As I'm fairly clueless when it comes to Java (and frankly am fairly happy to stay that way) what is the most pain free way of installing the JavaHL library on FC3?
TIA.
Best, Darren
D. D. Brierton wrote:
I'm trying to get subclipse (SVN support for Eclipse) working in Eclipse 3.1 on FC3, but I get errors trying to connect to some external repositories using either JavaSVN or SVN command line. Colleagues here are connecting without error using JavaHL but they are using Windows and subclipse for Windows includes JavaHL whereas the Linux version doesn't.
As I'm fairly clueless when it comes to Java (and frankly am fairly happy to stay that way) what is the most pain free way of installing the JavaHL library on FC3?
Can you use subversion directly from the commandline? I was suprised to find that it uses 'nonstandard' (or at least, unusual and often unsupported) HTTP verbs which mean that most port 80 proxies destroy the possibility to use subversion. Specifically, if your ISP runs an incompatible transaprent port 80 proxy, you will not be able to use subversion on port 80 at all with remote repos.
-Andy
On Wed, 2005-09-28 at 13:04 +0100, Andy Green wrote:
D. D. Brierton wrote:
I'm trying to get subclipse (SVN support for Eclipse) working in Eclipse 3.1 on FC3, but I get errors trying to connect to some external repositories using either JavaSVN or SVN command line. Colleagues here are connecting without error using JavaHL but they are using Windows and subclipse for Windows includes JavaHL whereas the Linux version doesn't.

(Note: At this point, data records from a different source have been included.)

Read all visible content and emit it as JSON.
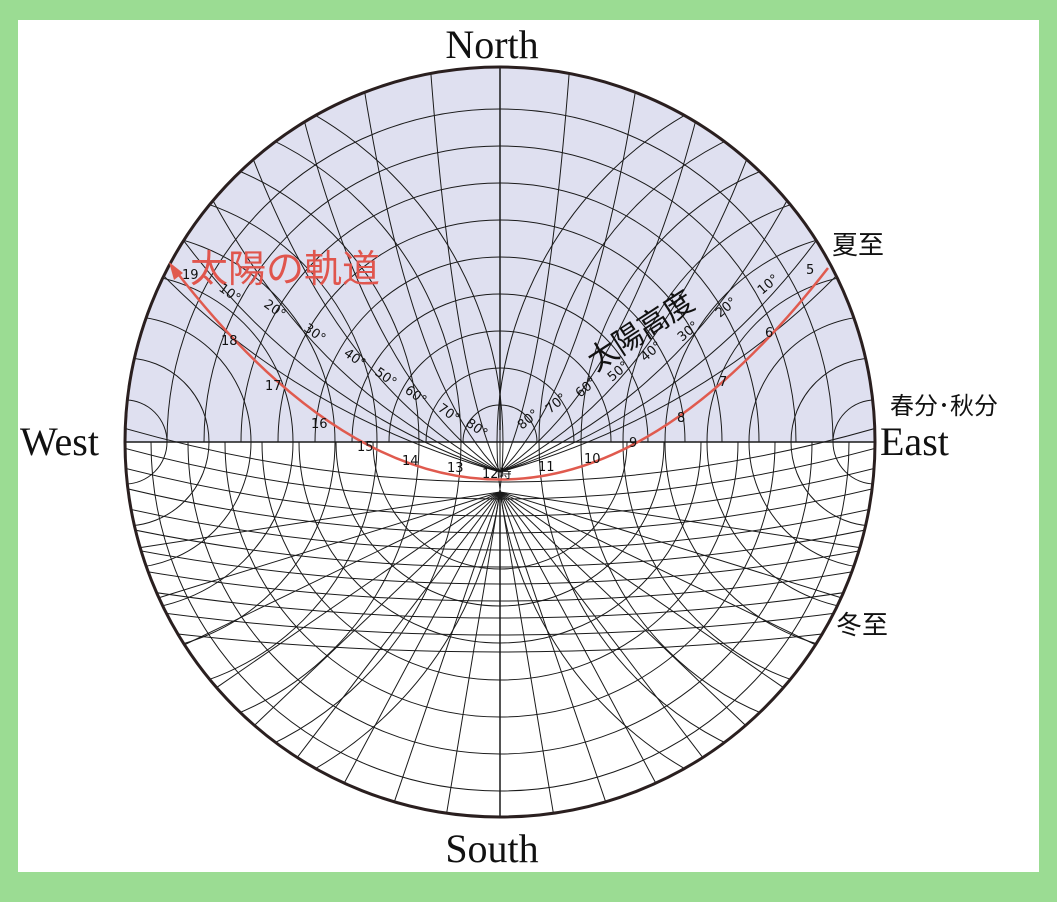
{
  "directions": {
    "north": "North",
    "south": "South",
    "east": "East",
    "west": "West"
  },
  "labels": {
    "sun_path": "太陽の軌道",
    "solar_altitude": "太陽高度",
    "summer_solstice": "夏至",
    "equinox": "春分･秋分",
    "winter_solstice": "冬至"
  },
  "altitude_labels": [
    "10°",
    "20°",
    "30°",
    "40°",
    "50°",
    "60°",
    "70°",
    "80°"
  ],
  "hour_labels": [
    "5",
    "6",
    "7",
    "8",
    "9",
    "10",
    "11",
    "12時",
    "13",
    "14",
    "15",
    "16",
    "17",
    "18",
    "19"
  ],
  "colors": {
    "background": "#9bdc93",
    "sky": "#dfe0f0",
    "sun_path": "#e05a4e",
    "sun_path_text": "#e0554d",
    "line": "#1a1a1a"
  }
}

As I'm fairly clueless when it comes to Java (and frankly am fairly happy to stay that way) what is the most pain free way of installing the JavaHL library on FC3?

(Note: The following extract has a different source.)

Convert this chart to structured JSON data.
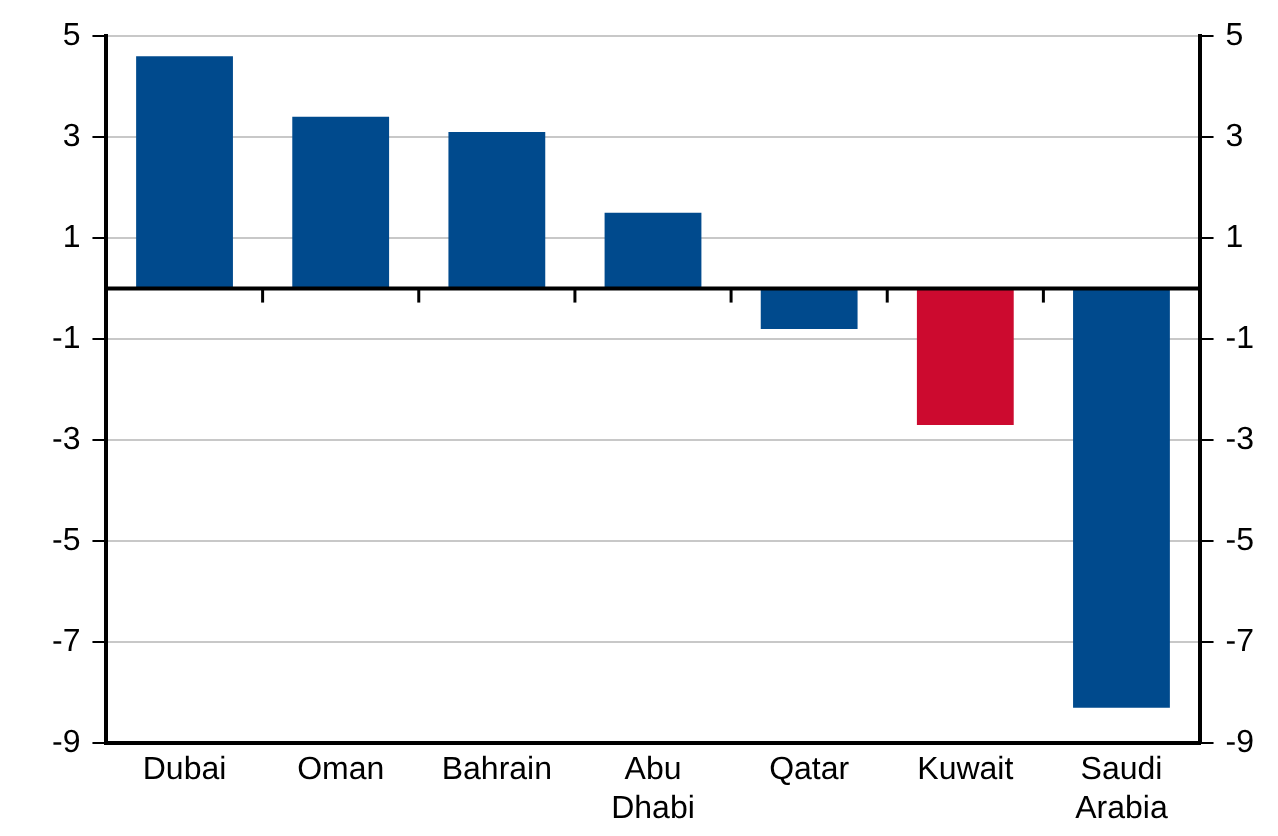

Can you use subversion directly from the commandline?
Yes, I can connect to the repositories in question without problem from the command line. However, if I use the "SVN command line" option in subclipse I get an error ("Subcommand 'list' doesn't accept option '-- xml'"). It does look like the easiest way to accomplish what I want is to use the JavaHL library, but I really don't want to compile all of subversion from source.
(Just to clarify, the subclipse plugin for Eclipse offers a choice of three backends for accessing subversion repositories: JavaHL, JavaSVN, or the SVN command line. I can't get the latter two to work with a couple of repositories I need access to, but colleagues using Windows who have the JavaHL library installed can using that option.)
Best, Darren
On Wed, 2005-09-28 at 13:04 +0100, Andy Green wrote:
Can you use subversion directly from the commandline? I was suprised to find that it uses 'nonstandard' (or at least, unusual and often unsupported) HTTP verbs which mean that most port 80 proxies destroy the possibility to use subversion.

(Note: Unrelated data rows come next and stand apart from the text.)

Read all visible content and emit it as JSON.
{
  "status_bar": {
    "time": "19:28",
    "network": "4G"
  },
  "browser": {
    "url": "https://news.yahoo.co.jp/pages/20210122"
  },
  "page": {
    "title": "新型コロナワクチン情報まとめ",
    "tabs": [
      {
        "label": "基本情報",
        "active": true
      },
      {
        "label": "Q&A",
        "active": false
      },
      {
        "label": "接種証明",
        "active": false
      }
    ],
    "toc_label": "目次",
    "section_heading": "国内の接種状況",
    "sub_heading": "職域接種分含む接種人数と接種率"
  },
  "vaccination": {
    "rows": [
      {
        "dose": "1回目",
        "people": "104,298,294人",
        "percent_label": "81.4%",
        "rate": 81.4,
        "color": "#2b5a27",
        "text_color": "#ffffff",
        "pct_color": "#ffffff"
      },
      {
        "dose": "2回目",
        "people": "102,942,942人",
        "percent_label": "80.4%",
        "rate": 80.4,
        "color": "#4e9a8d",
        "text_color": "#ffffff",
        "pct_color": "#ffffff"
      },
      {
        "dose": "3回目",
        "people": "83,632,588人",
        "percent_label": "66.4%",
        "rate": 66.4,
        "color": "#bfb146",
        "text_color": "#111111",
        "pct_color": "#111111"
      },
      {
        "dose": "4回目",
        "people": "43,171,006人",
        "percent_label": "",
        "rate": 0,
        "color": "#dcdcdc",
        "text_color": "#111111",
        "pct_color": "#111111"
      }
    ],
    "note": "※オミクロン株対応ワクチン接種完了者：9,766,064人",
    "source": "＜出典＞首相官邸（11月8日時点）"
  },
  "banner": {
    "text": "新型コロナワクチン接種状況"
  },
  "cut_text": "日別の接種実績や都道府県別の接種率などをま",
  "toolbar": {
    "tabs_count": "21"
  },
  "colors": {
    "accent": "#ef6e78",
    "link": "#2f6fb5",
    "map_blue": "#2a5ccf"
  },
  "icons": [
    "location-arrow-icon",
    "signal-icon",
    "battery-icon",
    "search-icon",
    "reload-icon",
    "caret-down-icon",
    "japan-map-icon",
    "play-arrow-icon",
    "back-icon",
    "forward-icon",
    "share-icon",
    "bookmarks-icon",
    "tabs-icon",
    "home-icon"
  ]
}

Doesn't subversion use WebDAV? Perhaps that's the source of the "nonstandard HTTP verbs" you're referring to...
D. D. Brierton <darren <at> dzr-web.com> writes:
I'm trying to get subclipse (SVN support for Eclipse) working in Eclipse 3.1 on FC3, but I get errors trying to connect to some external repositories using either JavaSVN or SVN command line. Colleagues here are connecting without error using JavaHL but they are using Windows and subclipse for Windows includes JavaHL whereas the Linux version doesn't.
As I'm fairly clueless when it comes to Java (and frankly am fairly happy to stay that way) what is the most pain free way of installing the JavaHL library on FC3?
FC4 includes Subversion JavaHL in the subverison-javahl package. It is built against the included java-1.4.2-gcj and works with the included Eclipse.
Building JavaHL for FC3 could be annoying. Simplest is probably building that part of subversion from source. I think you can build and install javahl separately from the rest of Subversion.